Bail process in Orlando. Whether you have been brought to the Orange County Jail or another facility in Orlando, the process of posting bail begins only after you have been booked and processed. Bail schedules cover virtually all misdemeanors and some felonies, so that you can contact a friend or relative for help – or call a bail bond agent directly. The bail process will take longer for a more serious crime because a bail hearing must first be held. It’s a very good idea to hire a criminal defense attorney to argue for the lowest possible bail – or even for a release on recognizance. .
Types of Bail in Orlando. There are three basic types of bail available in Florida.
- Release on recognizance. Under an ROR release, a defendant signs an agreement promising to show up for all court hearings and not to break any laws. This is an unsecured release, meaning the defendant doesn’t have to pay any money to the court.
- Cash bond. If you decided to pay in cash – with or without the help of a co-signer – you must pay the entire amount of the bail. There is no 10 percent option. However, unlike a surety bond, which involves a non-refundable premium, a defendant or co-signer receives most of a cash bond back if all bail obligations have been met.
- Surety bond. A secured surety bond is similar to a property bond and indicates that a co-signer is posting real estate or property at least equal to twice the value of the bail. If the defendant puts up the property, the bond is referred to as a secured appearance bond and the value of the property or real estate also must be twice the amount of the bail. Courts may also accept partially secured bonds – usually 10 percent of the total amount of the bond – posted either by the defendant or a co-signer.
Bail co-signer obligations. In order to qualify as a bail co-signer – also known as an indemnitor – a person must be at least 18 years old, a citizen of the U.S. and have a connection to the local community. That connection can vary, but many bail bond companies look for at least 2 years residence in the general Orlando area. A co-signer must have a job, and have held it for some time, and have sufficient credit. Depending on the amount of a bail and a co-signer’s financial situation, bail bond companies may require collateral, such as real estate or personal property.

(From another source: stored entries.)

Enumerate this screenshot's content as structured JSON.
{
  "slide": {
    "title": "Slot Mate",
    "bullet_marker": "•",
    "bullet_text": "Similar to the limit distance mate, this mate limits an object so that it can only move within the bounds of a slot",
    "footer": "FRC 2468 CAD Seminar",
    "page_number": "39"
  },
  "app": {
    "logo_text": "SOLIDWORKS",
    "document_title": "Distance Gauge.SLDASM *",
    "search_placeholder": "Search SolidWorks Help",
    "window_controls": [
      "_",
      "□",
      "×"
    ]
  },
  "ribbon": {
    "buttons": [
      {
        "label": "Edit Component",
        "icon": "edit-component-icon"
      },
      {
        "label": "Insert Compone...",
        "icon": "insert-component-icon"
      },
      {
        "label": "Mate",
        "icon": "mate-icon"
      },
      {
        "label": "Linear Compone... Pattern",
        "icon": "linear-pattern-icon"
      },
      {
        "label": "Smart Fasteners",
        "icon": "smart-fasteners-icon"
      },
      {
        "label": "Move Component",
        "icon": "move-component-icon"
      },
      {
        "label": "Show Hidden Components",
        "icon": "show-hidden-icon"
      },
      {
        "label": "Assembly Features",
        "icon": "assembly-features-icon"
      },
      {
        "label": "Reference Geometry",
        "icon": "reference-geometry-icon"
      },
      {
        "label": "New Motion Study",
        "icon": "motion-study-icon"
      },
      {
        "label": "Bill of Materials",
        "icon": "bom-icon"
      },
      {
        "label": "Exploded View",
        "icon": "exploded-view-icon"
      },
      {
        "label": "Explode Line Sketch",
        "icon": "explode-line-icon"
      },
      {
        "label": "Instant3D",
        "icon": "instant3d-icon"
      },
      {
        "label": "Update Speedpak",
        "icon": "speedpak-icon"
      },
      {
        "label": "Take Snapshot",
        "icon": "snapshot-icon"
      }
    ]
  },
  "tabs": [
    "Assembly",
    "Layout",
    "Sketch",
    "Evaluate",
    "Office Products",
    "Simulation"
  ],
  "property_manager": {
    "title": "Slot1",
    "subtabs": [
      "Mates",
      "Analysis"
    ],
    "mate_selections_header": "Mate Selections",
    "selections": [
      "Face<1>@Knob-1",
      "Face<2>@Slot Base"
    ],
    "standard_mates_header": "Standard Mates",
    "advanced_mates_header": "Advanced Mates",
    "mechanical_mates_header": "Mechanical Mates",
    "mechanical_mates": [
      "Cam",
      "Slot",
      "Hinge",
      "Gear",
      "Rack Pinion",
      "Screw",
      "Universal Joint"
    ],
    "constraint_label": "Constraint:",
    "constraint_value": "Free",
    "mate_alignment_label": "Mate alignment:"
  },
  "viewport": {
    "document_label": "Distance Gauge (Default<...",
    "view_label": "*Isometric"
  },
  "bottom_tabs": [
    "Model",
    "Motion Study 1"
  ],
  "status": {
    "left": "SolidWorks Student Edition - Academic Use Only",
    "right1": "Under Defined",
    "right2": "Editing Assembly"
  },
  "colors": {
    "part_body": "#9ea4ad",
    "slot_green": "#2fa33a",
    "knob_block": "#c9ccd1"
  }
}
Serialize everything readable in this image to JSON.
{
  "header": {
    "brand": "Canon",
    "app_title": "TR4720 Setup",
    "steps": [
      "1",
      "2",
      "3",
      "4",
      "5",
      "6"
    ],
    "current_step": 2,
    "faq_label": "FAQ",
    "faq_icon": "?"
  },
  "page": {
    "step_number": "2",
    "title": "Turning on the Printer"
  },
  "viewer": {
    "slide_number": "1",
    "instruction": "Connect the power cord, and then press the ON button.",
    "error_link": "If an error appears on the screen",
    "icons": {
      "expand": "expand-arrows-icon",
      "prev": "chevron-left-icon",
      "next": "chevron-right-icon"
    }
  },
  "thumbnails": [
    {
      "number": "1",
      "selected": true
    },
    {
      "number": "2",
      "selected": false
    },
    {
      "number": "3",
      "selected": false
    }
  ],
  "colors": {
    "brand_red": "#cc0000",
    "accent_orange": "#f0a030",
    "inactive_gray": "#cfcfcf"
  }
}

Bail costs and options. A defendant hiring a bail bond agent should expect to pay a 10 percent premium that is non-refundable. Florida sets the premium at 10 percent and companies are not allowed to offer a discount. Paying bail in cash is a way to avoid the 10 percent premium, but it’s important to have enough money available to hire a criminal defense attorney and take care of other costs, such as towing fees, should they apply.